The discussion of the “China Threat” in the industrialized countries of the world, and especially in the United States, has been prompted by a number of factors. Although facing no external threat and having many internal needs, the People’s Republic of China (PRC) has for a decade raised its defense budget between 12 and 13 percent a year. Moreover, numerous substantial military expenditures are not included in the defense budget; the actual defense budget is generally estimated at three to four times the published figure. China has made major weapons purchases, mainly from Russia and Israel, and has achieved advances in indigenous development as well. A U.S. congressional committee report issued in early 1999 has disclosed that several of these advances occurred as a result of Chinese espionage operations in the United States. 1 In addition, a U.S. Defense Department report issued at the same time predicted that the balance of power across the Taiwan Strait would shift in favor of the PRC in the next 3 to 5 years.2 The PRC’s rhetoric has also become increasingly militant. As China appeared more threatening to the West and to Japan, its own media increasingly portrayed the PRC as menaced by an industrialized world bent on forcing its ideology on the rest of the planet, and on China in particular.

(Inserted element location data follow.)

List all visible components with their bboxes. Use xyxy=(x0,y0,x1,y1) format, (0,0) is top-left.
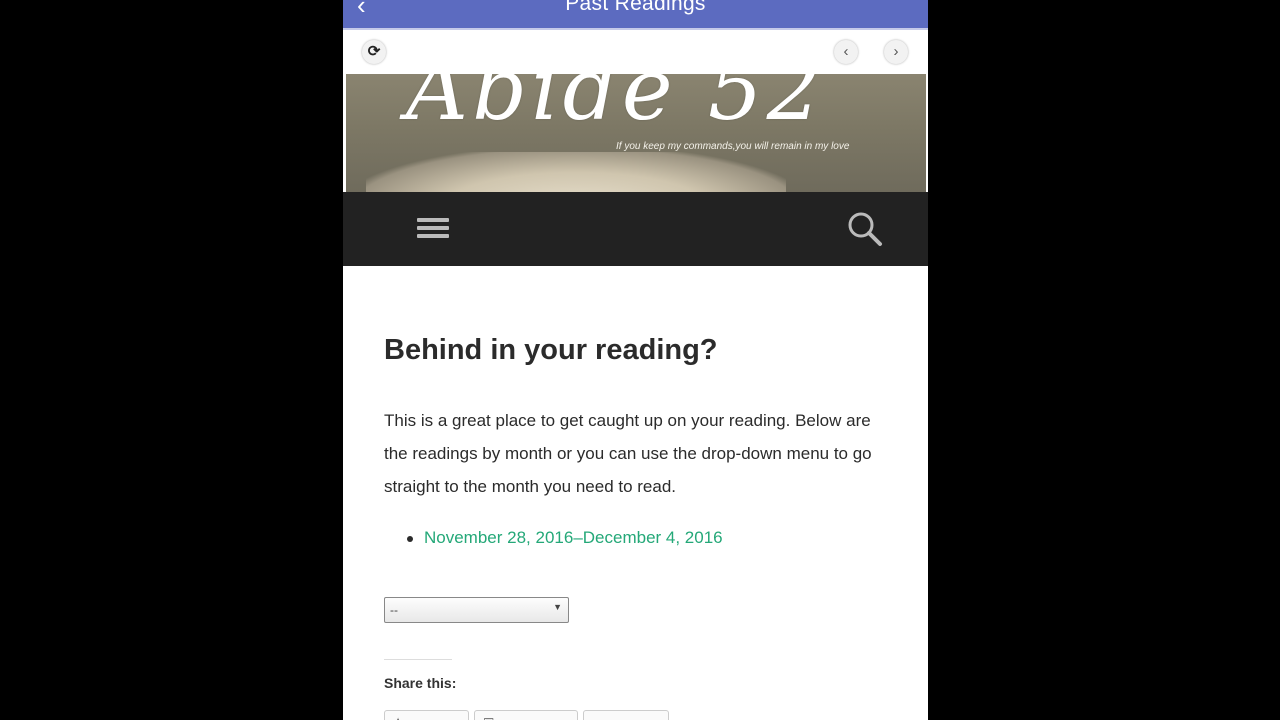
phone-screen: ‹ Past Readings ⟳ ‹ › Abide 52 If you ke… xyxy=(343,0,928,720)
site-logo: Abide 52 xyxy=(406,74,826,140)
share-label: Share this: xyxy=(384,675,457,691)
site-banner[interactable]: Abide 52 If you keep my commands,you wil… xyxy=(346,74,926,192)
divider xyxy=(384,659,452,660)
app-bar: ‹ Past Readings xyxy=(343,0,928,28)
browser-toolbar: ⟳ ‹ › xyxy=(343,28,928,76)
page-title: Behind in your reading? xyxy=(384,334,718,366)
site-nav xyxy=(343,192,928,266)
reading-links: November 28, 2016–December 4, 2016 xyxy=(407,528,723,548)
open-bible-image xyxy=(366,152,786,192)
dropdown-arrow-icon: ▼ xyxy=(553,602,562,612)
intro-paragraph: This is a great place to get caught up o… xyxy=(384,411,872,496)
chevron-right-icon[interactable]: › xyxy=(884,40,908,64)
hamburger-menu-icon[interactable] xyxy=(417,218,449,242)
app-bar-title: Past Readings xyxy=(565,0,706,15)
list-item: November 28, 2016–December 4, 2016 xyxy=(407,528,723,548)
month-dropdown-value: -- xyxy=(390,603,398,617)
site-tagline: If you keep my commands,you will remain … xyxy=(616,141,850,152)
share-twitter-button[interactable]: ✦ xyxy=(384,710,469,720)
refresh-icon[interactable]: ⟳ xyxy=(362,40,386,64)
month-dropdown[interactable]: -- ▼ xyxy=(384,597,569,623)
reading-link[interactable]: November 28, 2016–December 4, 2016 xyxy=(424,528,723,547)
chevron-left-icon[interactable]: ‹ xyxy=(834,40,858,64)
share-google-button[interactable]: ● xyxy=(583,710,669,720)
search-icon[interactable] xyxy=(847,211,883,247)
share-facebook-button[interactable]: ▣ xyxy=(474,710,578,720)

In China’s analysis, Washington, unable to cope with the idea of a powerful PRC, wants to dismember China so that the United States can remain the hegemon of the international system. This was the prism through which the Chinese leadership viewed the Clinton administration-led North Atlantic Treaty Organization (NATO) intervention in the Federal Republic of Yugoslavia (FRY). The operation was construed as a possible prelude to intervention into the PRC. The People’s Liberation Army (PLA), charged with the defense of the ancestral land, debated with particular urgency what would be the most appropriate way to respond to foreign pressure. This monograph will summarize those debates and analyze the strengths and weaknesses of the strategies advocated.